Selain permintaan kain untuk bahan sarung, Bandarkidul juga memroduksi kain untuk bahan pakaian. Untuk satu potong kain sarung dijual seharga Rp125 ribu. Sedangkan kain katun untuk pakaian dijual seharga Rp42 ribu per-meter. Sementara itu, kain semi sutra dijual Rp72 ribu per-meter dan kain sutra seharga Rp100 ribu per-meter.


Kerajinan kain tenun ikat yang merupakan usaha turun temurun sejak zaman penjajahan Jepang itu banyak digemari pembeli dari Kota Malang, Nganjuk, Surabaya, Bandung, Jakarta, dan Palembang. Tak hanya lokal. Permintaan dari mancanegara pun tak kalah banyakanya.
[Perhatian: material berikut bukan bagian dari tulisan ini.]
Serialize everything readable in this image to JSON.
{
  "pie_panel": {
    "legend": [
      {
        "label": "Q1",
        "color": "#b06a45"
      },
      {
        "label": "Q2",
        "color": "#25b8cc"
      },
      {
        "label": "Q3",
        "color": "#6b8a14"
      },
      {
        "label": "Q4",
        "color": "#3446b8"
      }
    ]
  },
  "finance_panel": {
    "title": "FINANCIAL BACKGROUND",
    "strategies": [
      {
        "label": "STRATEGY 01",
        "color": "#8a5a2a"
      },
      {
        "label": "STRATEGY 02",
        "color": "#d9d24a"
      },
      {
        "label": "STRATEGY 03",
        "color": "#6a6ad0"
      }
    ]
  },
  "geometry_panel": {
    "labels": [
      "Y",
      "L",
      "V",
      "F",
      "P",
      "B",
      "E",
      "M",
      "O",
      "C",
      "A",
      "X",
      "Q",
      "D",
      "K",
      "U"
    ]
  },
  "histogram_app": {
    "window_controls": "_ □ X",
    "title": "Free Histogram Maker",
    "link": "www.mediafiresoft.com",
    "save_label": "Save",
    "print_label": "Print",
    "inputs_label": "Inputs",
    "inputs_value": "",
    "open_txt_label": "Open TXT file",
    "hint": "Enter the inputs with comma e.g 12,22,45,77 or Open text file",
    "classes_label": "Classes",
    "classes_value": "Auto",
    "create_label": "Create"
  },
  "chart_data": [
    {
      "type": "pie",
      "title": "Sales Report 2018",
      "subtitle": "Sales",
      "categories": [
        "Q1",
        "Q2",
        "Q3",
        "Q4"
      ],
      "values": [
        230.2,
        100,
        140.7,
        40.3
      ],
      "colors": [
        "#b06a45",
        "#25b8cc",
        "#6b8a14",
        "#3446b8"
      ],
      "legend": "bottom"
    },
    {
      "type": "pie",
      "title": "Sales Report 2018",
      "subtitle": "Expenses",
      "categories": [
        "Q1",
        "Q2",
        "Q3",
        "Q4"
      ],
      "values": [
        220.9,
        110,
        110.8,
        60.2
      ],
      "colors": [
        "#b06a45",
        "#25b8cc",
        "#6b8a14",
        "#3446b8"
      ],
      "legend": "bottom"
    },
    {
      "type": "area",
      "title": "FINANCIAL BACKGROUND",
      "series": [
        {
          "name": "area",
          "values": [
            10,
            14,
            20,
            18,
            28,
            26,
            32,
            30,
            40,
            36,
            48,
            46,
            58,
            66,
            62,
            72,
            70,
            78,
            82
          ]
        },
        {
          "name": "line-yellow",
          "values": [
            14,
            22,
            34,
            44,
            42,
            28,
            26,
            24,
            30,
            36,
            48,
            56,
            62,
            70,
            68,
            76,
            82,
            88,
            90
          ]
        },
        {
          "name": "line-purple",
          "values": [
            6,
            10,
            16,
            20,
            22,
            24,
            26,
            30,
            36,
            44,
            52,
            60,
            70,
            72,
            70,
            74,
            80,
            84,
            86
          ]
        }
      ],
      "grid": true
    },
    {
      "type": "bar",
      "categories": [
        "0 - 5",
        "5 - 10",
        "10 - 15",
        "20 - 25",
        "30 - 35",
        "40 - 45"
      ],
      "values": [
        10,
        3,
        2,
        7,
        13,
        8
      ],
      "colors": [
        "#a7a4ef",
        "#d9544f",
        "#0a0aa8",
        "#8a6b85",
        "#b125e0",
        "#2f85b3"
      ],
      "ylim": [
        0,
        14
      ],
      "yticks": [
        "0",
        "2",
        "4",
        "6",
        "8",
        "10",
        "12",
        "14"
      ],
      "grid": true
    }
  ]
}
Saat ini baru Singapura dan Malaysia yang acap meminta.


Ada pula pemilik Pandan Sari yang mulai menggeluti bisnis kain tenunikat sejak 2 Maret 1989. Awalnya hanya memroduksi baju dan busana muslim. Namun kemudian berkembang dengan tambahan produk interior.


Produk interiornya kecil-kecil namun beragam. Misalnya, sarung bantal, taplak meja, tas, bed cover dan produk-produk sejenisnya. Kadang ada juga pelanggan yang memesan khusus hiasan untuk sofa. Semua benda itu terbuat dari kain tenun ikat.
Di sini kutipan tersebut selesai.